Prune the predicted reaction network to only compounds and reactions that terminate in a specified white list of compounds.
- Parameters
- white_listlist
A list of compound ids to filter the network to.
- print_outputbool
Whether or not to print output
- prune_network_to_targets() None
Prune the reaction network to the target compounds.
Prune the predicted reaction network to only compounds and reactions that terminate in the target compounds.
- save_to_SBML(file_name: str, save_reactions_uniprot: bool = False, uniprot_save_style: str = 'grouped') None
Save pickaxe run to an SBML file.
This function saves the species and reactions to an SBML file with annotations. Specifically, the species will be annotated with their SMILES and reactions annotated with their operator and uniprot ids (if available and desired).
- Parameters
- file_namestr
The file name to save the SBML at.
- save_reactions_uniprotbool
Whether or not to save the uniprot ids for a reaction operator (if available)
- uniprot_save_stylestr
- The stle to save uniprot ids in. There are two options:
grouped : all uniprot information is stored in a semicolon delimited list individual : uniprot information is saved individually as a link to the uniprot website
- save_to_mine(processes: int = 1, indexing: bool = True, write_core: bool = False) None
Save pickaxe run to MINE database.
- Parameters
- processesint, optional
Number of processes to use, by default 1.
- indexingbool, optional
Whether or not to add indexes, by default True.

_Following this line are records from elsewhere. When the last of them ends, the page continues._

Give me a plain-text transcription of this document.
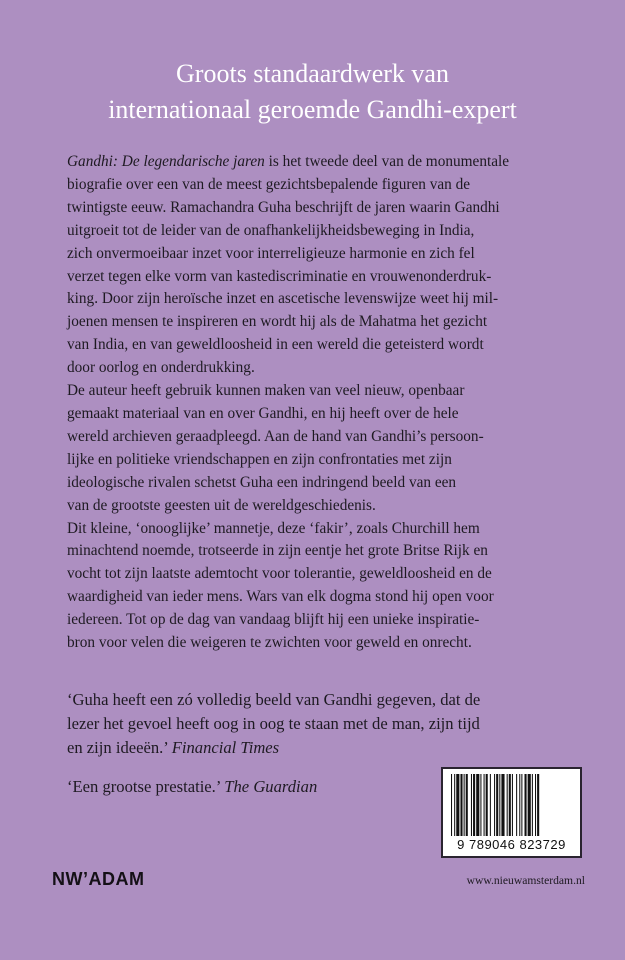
Groots standaardwerk van
internationaal geroemde Gandhi-expert
Gandhi: De legendarische jaren is het tweede deel van de monumentale
biografie over een van de meest gezichtsbepalende figuren van de
twintigste eeuw. Ramachandra Guha beschrijft de jaren waarin Gandhi
uitgroeit tot de leider van de onafhankelijkheidsbeweging in India,
zich onvermoeibaar inzet voor interreligieuze harmonie en zich fel
verzet tegen elke vorm van kastediscriminatie en vrouwenonderdruk-
king. Door zijn heroïsche inzet en ascetische levenswijze weet hij mil-
joenen mensen te inspireren en wordt hij als de Mahatma het gezicht
van India, en van geweldloosheid in een wereld die geteisterd wordt
door oorlog en onderdrukking.
De auteur heeft gebruik kunnen maken van veel nieuw, openbaar
gemaakt materiaal van en over Gandhi, en hij heeft over de hele
wereld archieven geraadpleegd. Aan de hand van Gandhi’s persoon-
lijke en politieke vriendschappen en zijn confrontaties met zijn
ideologische rivalen schetst Guha een indringend beeld van een
van de grootste geesten uit de wereldgeschiedenis.
Dit kleine, ‘onooglijke’ mannetje, deze ‘fakir’, zoals Churchill hem
minachtend noemde, trotseerde in zijn eentje het grote Britse Rijk en
vocht tot zijn laatste ademtocht voor tolerantie, geweldloosheid en de
waardigheid van ieder mens. Wars van elk dogma stond hij open voor
iedereen. Tot op de dag van vandaag blijft hij een unieke inspiratie-
bron voor velen die weigeren te zwichten voor geweld en onrecht.
‘Guha heeft een zó volledig beeld van Gandhi gegeven, dat de
lezer het gevoel heeft oog in oog te staan met de man, zijn tijd
en zijn ideeën.’ Financial Times
‘Een grootse prestatie.’ The Guardian
9 789046 823729
NW’ADAM	www.nieuwamsterdam.nl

- write_corebool, optional
Whether or not to write to core database, by default False.
- transform_all(processes: int = 1, generations: int = 1) None
Transform compounds with reaction operators.
Apply reaction rules to compounds and generate a specified number of new generations.
- Parameters
- processesint, optional
Number of processes to run in parallel, by default 1.
- generationsint, optional
Number of generations to create, by default 1.
- write_compound_output_file(path: str, dialect: str = 'excel-tab') None
Write compounds to an output file.
- Parameters
- pathstr
Path to write data.
- dialectstr, optional
Dialect of the output, by default ‘excel-tab’.
- write_reaction_output_file(path: str, delimiter: str = '\t') None
Write all reaction data to the specified path.
- Parameters
- pathstr
Path to write data.
- delimiterstr, optional
Delimiter for the output file, by default ‘t’.